Afterward, Gamble tried to content herself in the couple's 11,000-square-foot home in Gladwyne, but was restless. In 1991, the couple decided to move back to the city and dedicate themselves to improving things in Kenny Gamble's old neighborhood around 14th and Catharine streets. "We talked about it for years and one day we finally said, 'This is it. This is the time. Let's stop talking about it and let's make it happen.' "
Together they acquired 160 pieces of property to start the community development program known as Universal Community Homes.
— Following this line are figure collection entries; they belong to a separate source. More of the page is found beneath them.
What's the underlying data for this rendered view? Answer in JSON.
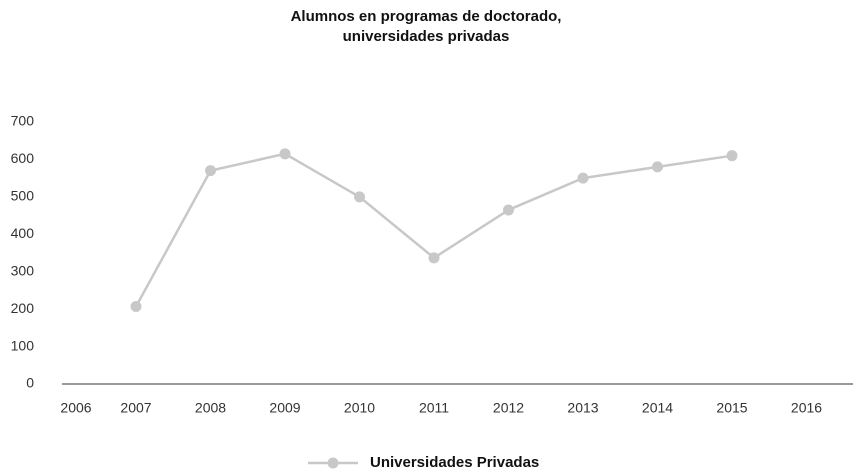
{
  "chart_data": {
    "type": "line",
    "title": [
      "Alumnos en programas de doctorado,",
      "universidades privadas"
    ],
    "categories": [
      "2006",
      "2007",
      "2008",
      "2009",
      "2010",
      "2011",
      "2012",
      "2013",
      "2014",
      "2015",
      "2016"
    ],
    "series": [
      {
        "name": "Universidades Privadas",
        "color": "#c8c8c8",
        "values": [
          null,
          207,
          570,
          615,
          500,
          337,
          465,
          550,
          580,
          610,
          null
        ]
      }
    ],
    "ylim": [
      0,
      700
    ],
    "yticks": [
      0,
      100,
      200,
      300,
      400,
      500,
      600,
      700
    ],
    "grid": false,
    "legend": "bottom"
  }
}
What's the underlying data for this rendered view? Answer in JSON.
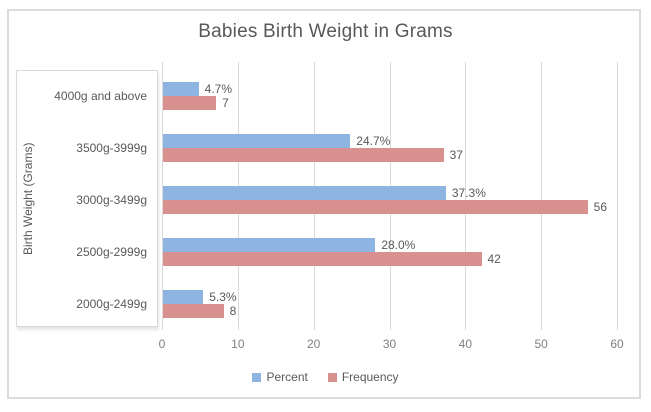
{
  "chart_data": {
    "type": "bar",
    "orientation": "horizontal",
    "title": "Babies Birth Weight in Grams",
    "ylabel": "Birth Weight (Grams)",
    "xlabel": "",
    "categories_top_to_bottom": [
      "4000g and above",
      "3500g-3999g",
      "3000g-3499g",
      "2500g-2999g",
      "2000g-2499g"
    ],
    "series": [
      {
        "name": "Percent",
        "color": "#8EB4E2",
        "values": [
          4.7,
          24.7,
          37.3,
          28.0,
          5.3
        ],
        "labels": [
          "4.7%",
          "24.7%",
          "37.3%",
          "28.0%",
          "5.3%"
        ]
      },
      {
        "name": "Frequency",
        "color": "#D9918F",
        "values": [
          7,
          37,
          56,
          42,
          8
        ],
        "labels": [
          "7",
          "37",
          "56",
          "42",
          "8"
        ]
      }
    ],
    "x_axis": {
      "min": 0,
      "max": 60,
      "ticks": [
        0,
        10,
        20,
        30,
        40,
        50,
        60
      ]
    },
    "legend_position": "bottom",
    "grid": "vertical-gridlines",
    "colors": {
      "title_text": "#595959",
      "axis_text": "#808080",
      "label_text": "#595959",
      "gridline": "#D9D9D9",
      "frame_border": "#DCDCDC",
      "axis_box_border": "#D9D9D9"
    }
  }
}
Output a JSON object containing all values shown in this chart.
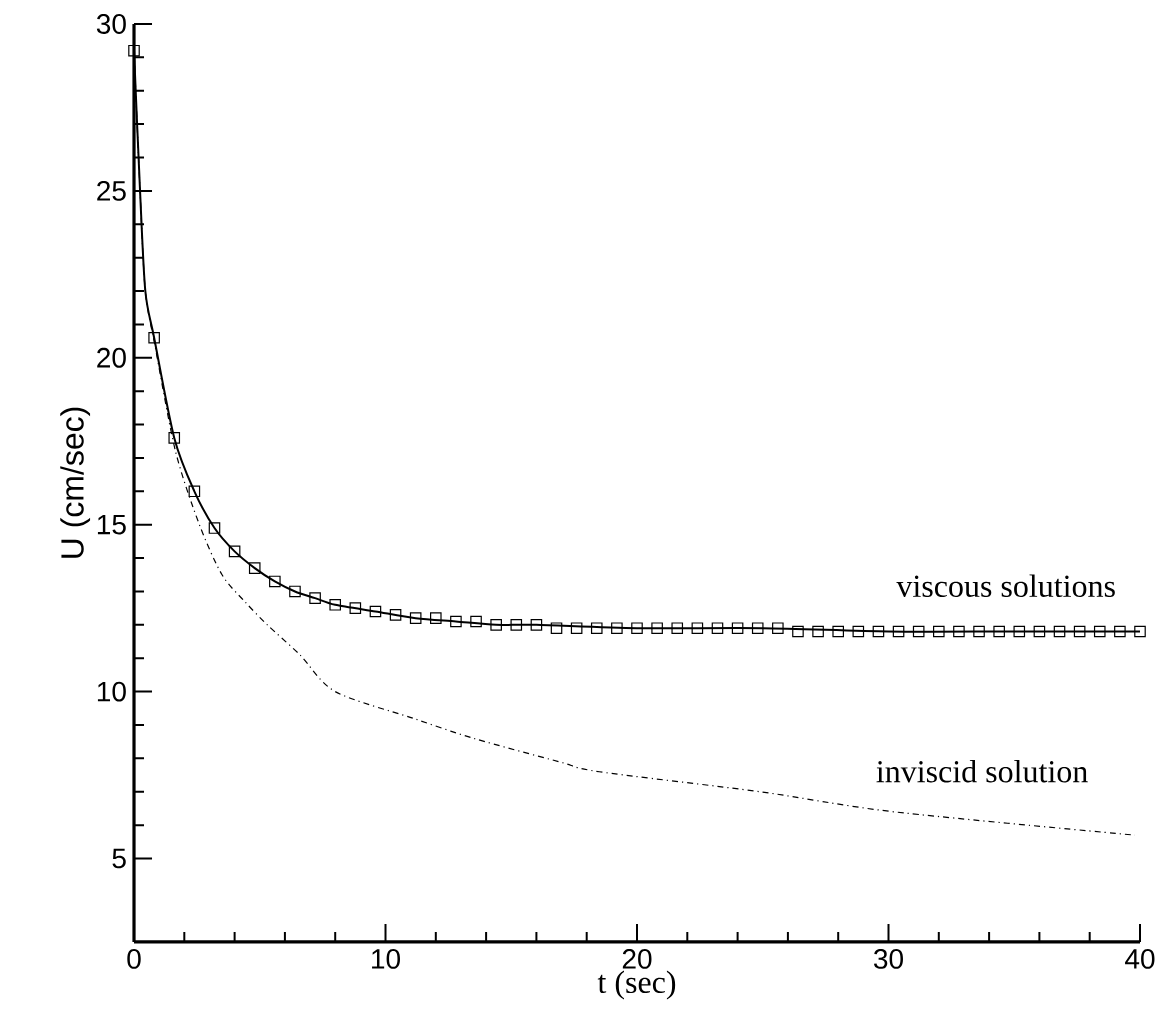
{
  "chart_data": {
    "type": "line",
    "xlabel": "t (sec)",
    "ylabel": "U (cm/sec)",
    "xlim": [
      0,
      40
    ],
    "ylim": [
      2.5,
      30
    ],
    "xticks": [
      0,
      10,
      20,
      30,
      40
    ],
    "yticks": [
      5,
      10,
      15,
      20,
      25,
      30
    ],
    "grid": false,
    "legend": false,
    "series": [
      {
        "type": "line",
        "color": "#000000",
        "line_style": "solid",
        "marker": "none",
        "x": [
          0,
          0.24,
          0.45,
          0.8,
          1.6,
          2.4,
          3.2,
          4,
          4.8,
          5.6,
          6.4,
          7.2,
          8,
          9.6,
          11.2,
          12.8,
          14.4,
          16,
          20,
          25,
          30,
          35,
          40
        ],
        "values": [
          29.2,
          25,
          22,
          20.6,
          17.6,
          16.0,
          14.9,
          14.2,
          13.7,
          13.3,
          13.0,
          12.8,
          12.6,
          12.4,
          12.2,
          12.1,
          12.0,
          12.0,
          11.9,
          11.9,
          11.8,
          11.8,
          11.8
        ]
      },
      {
        "type": "scatter",
        "color": "#000000",
        "marker": "square",
        "x": [
          0,
          0.8,
          1.6,
          2.4,
          3.2,
          4,
          4.8,
          5.6,
          6.4,
          7.2,
          8,
          8.8,
          9.6,
          10.4,
          11.2,
          12,
          12.8,
          13.6,
          14.4,
          15.2,
          16,
          16.8,
          17.6,
          18.4,
          19.2,
          20,
          20.8,
          21.6,
          22.4,
          23.2,
          24,
          24.8,
          25.6,
          26.4,
          27.2,
          28,
          28.8,
          29.6,
          30.4,
          31.2,
          32,
          32.8,
          33.6,
          34.4,
          35.2,
          36,
          36.8,
          37.6,
          38.4,
          39.2,
          40
        ],
        "values": [
          29.2,
          20.6,
          17.6,
          16.0,
          14.9,
          14.2,
          13.7,
          13.3,
          13.0,
          12.8,
          12.6,
          12.5,
          12.4,
          12.3,
          12.2,
          12.2,
          12.1,
          12.1,
          12.0,
          12.0,
          12.0,
          11.9,
          11.9,
          11.9,
          11.9,
          11.9,
          11.9,
          11.9,
          11.9,
          11.9,
          11.9,
          11.9,
          11.9,
          11.8,
          11.8,
          11.8,
          11.8,
          11.8,
          11.8,
          11.8,
          11.8,
          11.8,
          11.8,
          11.8,
          11.8,
          11.8,
          11.8,
          11.8,
          11.8,
          11.8,
          11.8
        ]
      },
      {
        "type": "line",
        "color": "#000000",
        "line_style": "dashdotted",
        "marker": "none",
        "x": [
          0,
          0.24,
          0.45,
          0.85,
          1.65,
          2.6,
          3.5,
          4.4,
          5.3,
          6.6,
          8,
          11.1,
          13.5,
          16.9,
          18.5,
          24.9,
          30.2,
          39.8
        ],
        "values": [
          29.2,
          25,
          22,
          20.3,
          17.2,
          15,
          13.5,
          12.7,
          12,
          11.1,
          10,
          9.2,
          8.6,
          7.9,
          7.6,
          7.0,
          6.4,
          5.7
        ]
      }
    ],
    "annotations": [
      "viscous solutions",
      "inviscid solution"
    ]
  }
}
Faatimah, who had studied real estate at Temple University and worked as an agent, was often in the lead.
TSOP: The sound of partnership
Since I had her attention for only a few more minutes, I asked her about being half of one of the city's important power couples.
"It is an easy partnership," she said. "I've been often asked, 'How is it that you are able to stay together for 22 years?' The only response that I can give is that we have mutual interests.
"We work very closely together. We believe in the same thing. We pray together. . . . We come together for a common goal, and that is our people and being sure our kids are educated."
Universal runs six charter schools in Philadelphia. Her Pearls of Wisdom and Boys to Men finishing schools are a grace note to that endeavor. "We want our kids to have the benefits to compete in this society so that they are not left back," she explained. At graduation, girls get a string of real pearls. Boys get a wallet.
"Too often our people have been disenfranchised and we must change the whole dynamic of what has occurred over the years," Gamble continued. "We talk about our people being the legacy of slavery. But we don't even want to talk about that any more. That was, but we're interested now in what is and what is going to be."